Hagahöjdens BK
- Full name: Hagahöjdens Bollklubb
- Founded: 1945
- Ground: Himmelstalund Norra Norrköping Sweden
- Chairman: Håkan Gustavsson
- League: Division 4 Östergötland Östra, 8th
- 2019: 8th
| Home colours | Away colours |

= Hagahöjdens BK =

Swedish football club

Hagahöjdens BK is a Swedish football club located in Norrköping.

==Background==
Hagahöjdens BK currently plays in Division 4 Östergötland Östra which is the sixth tier of Swedish football. They play their home matches at the Himmelstalund Norra in Norrköping.
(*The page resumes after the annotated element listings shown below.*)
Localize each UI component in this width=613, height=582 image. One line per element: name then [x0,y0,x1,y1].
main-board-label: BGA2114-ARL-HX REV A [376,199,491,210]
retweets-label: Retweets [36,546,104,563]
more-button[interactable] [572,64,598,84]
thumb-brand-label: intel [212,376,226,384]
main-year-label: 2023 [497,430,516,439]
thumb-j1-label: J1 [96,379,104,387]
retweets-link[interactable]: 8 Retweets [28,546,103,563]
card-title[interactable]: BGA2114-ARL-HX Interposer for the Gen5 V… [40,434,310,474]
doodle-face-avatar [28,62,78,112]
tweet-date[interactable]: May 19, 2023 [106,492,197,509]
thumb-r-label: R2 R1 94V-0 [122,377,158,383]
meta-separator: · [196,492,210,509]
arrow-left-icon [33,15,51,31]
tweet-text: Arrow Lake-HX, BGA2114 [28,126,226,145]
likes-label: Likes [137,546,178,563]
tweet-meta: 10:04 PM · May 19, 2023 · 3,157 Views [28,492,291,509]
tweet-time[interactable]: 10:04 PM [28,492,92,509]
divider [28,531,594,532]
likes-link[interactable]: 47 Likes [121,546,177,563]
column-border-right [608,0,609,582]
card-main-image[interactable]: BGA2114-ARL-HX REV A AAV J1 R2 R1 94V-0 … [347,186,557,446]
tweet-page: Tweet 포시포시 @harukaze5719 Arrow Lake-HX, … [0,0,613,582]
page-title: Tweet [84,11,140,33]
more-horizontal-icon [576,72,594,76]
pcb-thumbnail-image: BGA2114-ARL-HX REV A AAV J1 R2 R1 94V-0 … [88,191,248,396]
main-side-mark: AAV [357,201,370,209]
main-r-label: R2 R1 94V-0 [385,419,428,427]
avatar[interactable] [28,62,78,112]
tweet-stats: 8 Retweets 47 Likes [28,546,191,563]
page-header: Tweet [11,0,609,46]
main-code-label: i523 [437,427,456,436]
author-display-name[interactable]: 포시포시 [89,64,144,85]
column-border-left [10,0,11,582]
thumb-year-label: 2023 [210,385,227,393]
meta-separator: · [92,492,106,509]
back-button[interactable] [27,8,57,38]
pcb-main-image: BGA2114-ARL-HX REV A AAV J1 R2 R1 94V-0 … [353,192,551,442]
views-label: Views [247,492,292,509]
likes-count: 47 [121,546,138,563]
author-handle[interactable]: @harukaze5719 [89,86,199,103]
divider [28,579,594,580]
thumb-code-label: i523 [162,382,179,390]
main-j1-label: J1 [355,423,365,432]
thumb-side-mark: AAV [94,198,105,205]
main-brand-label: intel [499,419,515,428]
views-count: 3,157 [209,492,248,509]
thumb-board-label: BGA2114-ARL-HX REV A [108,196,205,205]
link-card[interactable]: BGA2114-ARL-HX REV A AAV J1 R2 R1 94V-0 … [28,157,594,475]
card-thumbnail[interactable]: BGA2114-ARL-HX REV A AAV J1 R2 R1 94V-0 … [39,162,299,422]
The club is affiliated to Östergötlands Fotbollförbund.

==Season to season==

| Season | Level | Division | Section | Position | Movements |
|---|---|---|---|---|---|
| 1993 | Tier 5 | Division 4 | Östergötland Östra | 7th |  |
| 1994 | Tier 5 | Division 4 | Östergötland Östra | 7th |  |
| 1995 | Tier 5 | Division 4 | Östergötland Östra | 1st | Promoted |
| 1996 | Tier 4 | Division 3 | Nordöstra Götaland | 11th | Relegated |
| 1997 | Tier 5 | Division 4 | Östergötland Östra | 2nd | Promotion Playoffs |
| 1998 | Tier 5 | Division 4 | Östergötland Östra | 5th |  |
| 1999 | Tier 5 | Division 4 | Östergötland Östra | 4th |  |
| 2000 | Tier 5 | Division 4 | Östergötland Östra | 1st | Promoted |
| 2001 | Tier 4 | Division 3 | Nordöstra Götaland | 11th | Relegated |
| 2002 | Tier 5 | Division 4 | Östergötland Östra | 3rd |  |
| 2003 | Tier 5 | Division 4 | Östergötland Östra | 10th |  |
| 2004 | Tier 5 | Division 4 | Östergötland Östra | 10th | Relegated |
| 2005 | Tier 6 | Division 5 | Östergötland Östra | 4th |  |
| 2006* | Tier 7 | Division 5 | Östergötland Östra | 2nd | Promoted |
| 2007 | Tier 6 | Division 4 | Östergötland Östra | 8th |  |
| 2008 | Tier 6 | Division 4 | Östergötland Östra | 3rd |  |
| 2009 | Tier 6 | Division 4 | Östergötland Östra | 4th |  |
| 2010 | Tier 6 | Division 4 | Östergötland Östra | 6th |  |
| 2011 | Tier 6 | Division 4 | Östergötland Östra | 2nd | promotion playoffs |
| 2012 | Tier 6 | Division 4 | Östergötland Östra | 2nd | promotion playoffs |
| 2013 | Tier 6 | Division 4 | Östergötland Östra | 4th |  |
| 2014 | Tier 6 | Division 4 | Östergötland Östra | 9th |  |
| 2015 | Tier 6 | Division 4 | Östergötland Östra | 4th |  |
| 2016 | Tier 6 | Division 4 | Östergötland Östra | 5th |  |
| 2017 | Tier 6 | Division 4 | Östergötland Östra | 6th |  |
| 2018 | Tier 6 | Division 4 | Östergötland Östra | 7th |  |
| 2019 | Tier 6 | Division 4 | Östergötland Östra | 8th |  |
| 2020 | Tier 6 | Division 4 | Östergötland Östra |  |  |

- League restructuring in 2006 resulted in a new division being created at Tier 3 and subsequent divisions dropping a level.